Additionally, many products produced overseas have been manufactured overseas for many years. Replicating processes that took time to perfect into land-based production takes time, investment, patience, and training.
5. Reshore, Retain, Redesign.
For many companies, especially those in the early stages of the hold period, the best strategy will be a combination of the strategies listed above. More specifically, smart CFOs/COOs follow the “3R” rule.
• Where possible, re-land facilities and expertise as much as possible while production capacity is still available.
• Keep (or invest in) some overseas operations, looking from China and Mexico to alternative locations in Asia. By changing sourcing and manufacturing, companies can better avoid capacity issues and reduce vulnerability to strikes and other unforeseen disruptions that can disproportionately impact a single region. .

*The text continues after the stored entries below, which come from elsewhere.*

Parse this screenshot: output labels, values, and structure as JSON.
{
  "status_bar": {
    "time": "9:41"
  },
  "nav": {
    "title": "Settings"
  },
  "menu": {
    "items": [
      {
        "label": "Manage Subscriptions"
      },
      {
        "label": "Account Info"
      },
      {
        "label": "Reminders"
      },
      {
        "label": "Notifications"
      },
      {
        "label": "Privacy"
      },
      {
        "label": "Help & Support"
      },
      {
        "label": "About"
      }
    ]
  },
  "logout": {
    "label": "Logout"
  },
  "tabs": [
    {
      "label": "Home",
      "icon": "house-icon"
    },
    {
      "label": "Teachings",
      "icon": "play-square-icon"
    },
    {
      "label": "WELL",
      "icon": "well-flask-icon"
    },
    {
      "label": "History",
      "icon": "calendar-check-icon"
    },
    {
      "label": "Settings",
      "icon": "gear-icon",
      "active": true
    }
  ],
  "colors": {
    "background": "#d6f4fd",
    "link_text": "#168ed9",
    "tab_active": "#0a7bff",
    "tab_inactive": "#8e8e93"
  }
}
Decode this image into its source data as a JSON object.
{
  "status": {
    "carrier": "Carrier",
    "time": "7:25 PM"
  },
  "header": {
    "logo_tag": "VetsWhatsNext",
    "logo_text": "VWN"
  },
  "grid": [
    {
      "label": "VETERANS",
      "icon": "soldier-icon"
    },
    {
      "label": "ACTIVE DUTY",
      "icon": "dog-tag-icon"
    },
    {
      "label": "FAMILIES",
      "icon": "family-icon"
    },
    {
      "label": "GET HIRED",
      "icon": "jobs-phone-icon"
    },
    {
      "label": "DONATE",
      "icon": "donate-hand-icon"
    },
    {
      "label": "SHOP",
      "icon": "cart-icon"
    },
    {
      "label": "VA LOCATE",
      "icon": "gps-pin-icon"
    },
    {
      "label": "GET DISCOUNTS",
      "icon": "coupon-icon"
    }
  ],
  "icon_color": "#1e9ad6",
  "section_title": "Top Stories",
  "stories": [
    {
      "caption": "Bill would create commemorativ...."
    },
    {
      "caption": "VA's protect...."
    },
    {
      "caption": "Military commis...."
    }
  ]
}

• Redesign manufacturing processes. Tariffs provide an opportunity to reexamine manufacturing programs, supply chains, and other business processes and explore where companies can reduce costs, simplify production, and find additional efficiencies.
The three Rs (reshore, retain, reengineer) provide a practical framework for PE-backed CFOs and COOs looking to navigate potential tariff policy challenges and seize opportunities.
However, the key to success is speed. These companies literally cannot afford to take a wait-and-see approach. Smart CFOs/COOs will now do more than plan scenarios. They will take immediate action to ensure a rapid response if the tariff proposals become reality.